FASHION & TEXTILE EXPLORATION

APERTA remembers the Galician legacy, transfer the techniques of two fashion icons, and embraces the richness of the environment around us.


(A PER TA) - GALICIAN.

(n.) HUG.

SQUEEZE OR COVER THE BODY.


APERTA is a collection born from the observation and fabric manipulation exploration from two of the most innovative shared visions of two fashion master minds, Madeleine Vionnet and Cristobál Balenciaga.

The collection involves designing and manipulating the fabric as a second skin for the body.

Based on this, the project explores and is inspired by the folklore tradition of the Coroza of Galicia, in Spain. An ancient clothing made entirely of straw by Galician farmers and farmers, in order to protect themselves from the rain and the environment.

APERTA seeks to represent the need to hug and shelter the human body, but with the natural environment as second skin.

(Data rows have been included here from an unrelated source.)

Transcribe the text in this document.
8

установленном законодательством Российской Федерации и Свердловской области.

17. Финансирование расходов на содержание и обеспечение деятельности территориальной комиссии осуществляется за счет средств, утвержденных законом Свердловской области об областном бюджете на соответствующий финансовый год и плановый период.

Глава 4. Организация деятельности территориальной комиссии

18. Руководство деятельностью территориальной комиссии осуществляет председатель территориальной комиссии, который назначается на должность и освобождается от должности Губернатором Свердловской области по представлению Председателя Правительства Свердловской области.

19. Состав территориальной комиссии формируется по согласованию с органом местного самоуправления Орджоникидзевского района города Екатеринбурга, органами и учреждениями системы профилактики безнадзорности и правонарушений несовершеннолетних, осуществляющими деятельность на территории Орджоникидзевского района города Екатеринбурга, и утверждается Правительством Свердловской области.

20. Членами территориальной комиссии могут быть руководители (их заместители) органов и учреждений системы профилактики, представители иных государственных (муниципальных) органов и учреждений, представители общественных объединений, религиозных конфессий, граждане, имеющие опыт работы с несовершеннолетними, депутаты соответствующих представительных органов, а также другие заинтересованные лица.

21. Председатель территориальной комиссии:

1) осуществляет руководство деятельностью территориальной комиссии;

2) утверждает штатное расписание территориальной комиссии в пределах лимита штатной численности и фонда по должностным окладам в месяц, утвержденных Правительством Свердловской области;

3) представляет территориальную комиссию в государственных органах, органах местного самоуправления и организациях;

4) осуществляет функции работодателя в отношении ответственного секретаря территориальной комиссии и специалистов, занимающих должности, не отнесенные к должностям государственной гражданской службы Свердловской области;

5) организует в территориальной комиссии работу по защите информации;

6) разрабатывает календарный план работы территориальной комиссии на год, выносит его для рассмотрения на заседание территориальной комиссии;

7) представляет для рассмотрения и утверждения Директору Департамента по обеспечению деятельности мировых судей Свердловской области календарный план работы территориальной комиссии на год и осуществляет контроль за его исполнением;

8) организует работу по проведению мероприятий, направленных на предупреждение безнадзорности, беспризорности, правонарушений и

We aim to induce a dialogue between the rural and the contemporary, to initiate new ways of attributing value and beauty to an almost forgotten tradition.

THE COLLECTION INTERVENTIONS

Dressed in black, both interventions represent the magnificence and beauty of black, a symbol of Hispanic culture, and of the new trends of contemporary fashion.

The ever-complicating black of Balenciaga and the subtle shadows on the Vionnet falls, highlights the richness on complexity of the fabrics on the body.

PREMÉ

(galician) - “oppress”.

PREMÉ, “oppress” in Galician, translates the game of pressure and compression that the human performs to the body to protect itself.

It consists of 6 patterns which build 2 superimposed skirts, which simulate the layers of the Galician straw suit.

The lower skirt is made of tarlatana fabric and is lined discreetly sycamore leaves, a natural resource in abundance and within our reach; which generates a colossal volume and a padded texture.

The upper skirt of black retor, attributes texture and an identity elegant, as it is completely decorated with a gradient of tiny tubular structures.

PEITO

(galician) - “armour”.

PEITO, a Galician “armour”, fuses the use of minimalist lines, and the construction of the body and shapes Balenciaga’s sophisticated works and contrast the movement and fluidity of Vionnet’s works.

The intervention consists of 3 pieces unit each other by 7 different patterns using the technique of Madeleine Vionnet of carve the fabric directly onto the mannequin.

A tarlatana vest that looks like a rigid armor made of folds, which generate compact empty spaces between them, allowing the passage of tree branches in a horizontal sequence and giving a rigid texture simulating an armour.

The hood attached to the back of the vest supports from end to end a structure with bamboo branches that simulates the protective silhouette of an umbrella, inspired by Balenciaga’s 1967 headdresses.

Fluidity & movement by Vionnet on the interchangeable sleeves made of both fabrics; to the shoulders include the tubular and wide geometry of the Galician chorus.

Dressed from the nature as a SECOND SKIN

VOLUME - STUCTURE - GRAVITY

ABOUT THE PROCESS…

The project incorporated an extensive process of experimentation, from the observation of movements natural to cover the body, to the abstraction of futuristic forms, eventually to the ideation of each doing them.

EXPLORATION & EXPERIMENTATION OF FABRICS.

A study of fabrics behavior when exposed to different temperatures and in contact with the skin or body of the manikin.

Through the development of the project, measures were taken that will ensure the most sustainable result possible, from the conscious appreciation of nature and the environment.

A MORE SUSTAINABLE VISION!

For example, the garments were made from the control of reuse of fabric waste, for the development of patterns and clothing, for the exhibition space only recycled or reused elements were incorporated to give them a second use.